Probing Minimalist Phase Structure in LLMs: What Universal Dependencies Cannot Represent
For computational linguists and cognitive scientists, this demonstrates that LLMs learn formal-syntactic abstractions invisible to UD-based probes, revealing that UD provides a lower bound on syntactic encoding.
The paper shows that LLMs encode Minimalist Program phase structure beyond what Universal Dependencies (UD) can represent, with 12/13 models showing a phase-count gradient and 13/13 showing a sign asymmetry predicted by phase-internal cohesion, and activation patching confirms causal relevance in 12/13 models.

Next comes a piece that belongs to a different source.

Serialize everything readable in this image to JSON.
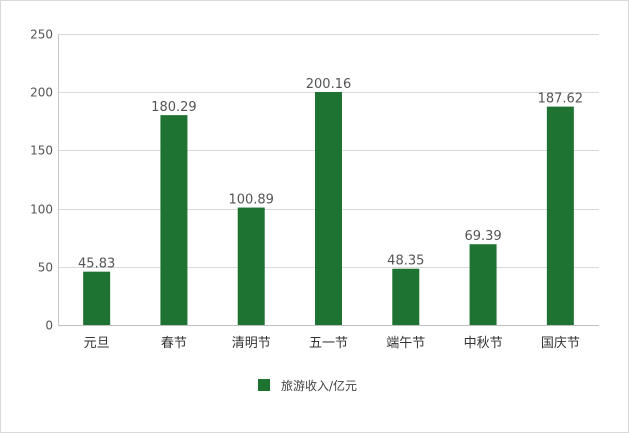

Structural probes train on Universal Dependencies (UD), which does not encode formal-syntactic abstractions such as phase boundaries or phase-internal cohesion. Whether large language models (LLMs) encode these remains an open question that UD-based probing cannot answer by construction. We evaluate structural probes on wh-movement stimuli where UD distances are invariant across conditions by design -- any non-zero effect therefore reflects structure beyond UD. The three conditions -- bare small clause, infinitival, and finite -- are ordered by the number of Minimalist Program (MP) phase boundaries the wh-element crosses. Across 13 LLMs from four families, we find a phase-count gradient on a cross-clause pair (12/13 models) and a 13/13 sign asymmetry on a within-clause pair whose UD distance is identical across conditions -- the latter specifically predicted by phase-internal cohesion, an MP abstraction invisible to UD by construction. Activation patching confirms the representations are causally active in 12/13 models. These findings suggest that distributional pretraining can induce representations aligned with formal-syntactic abstractions beyond the reach of annotation-based probing; UD-grounded probes provide a lower bound on syntactic encoding, not an upper bound.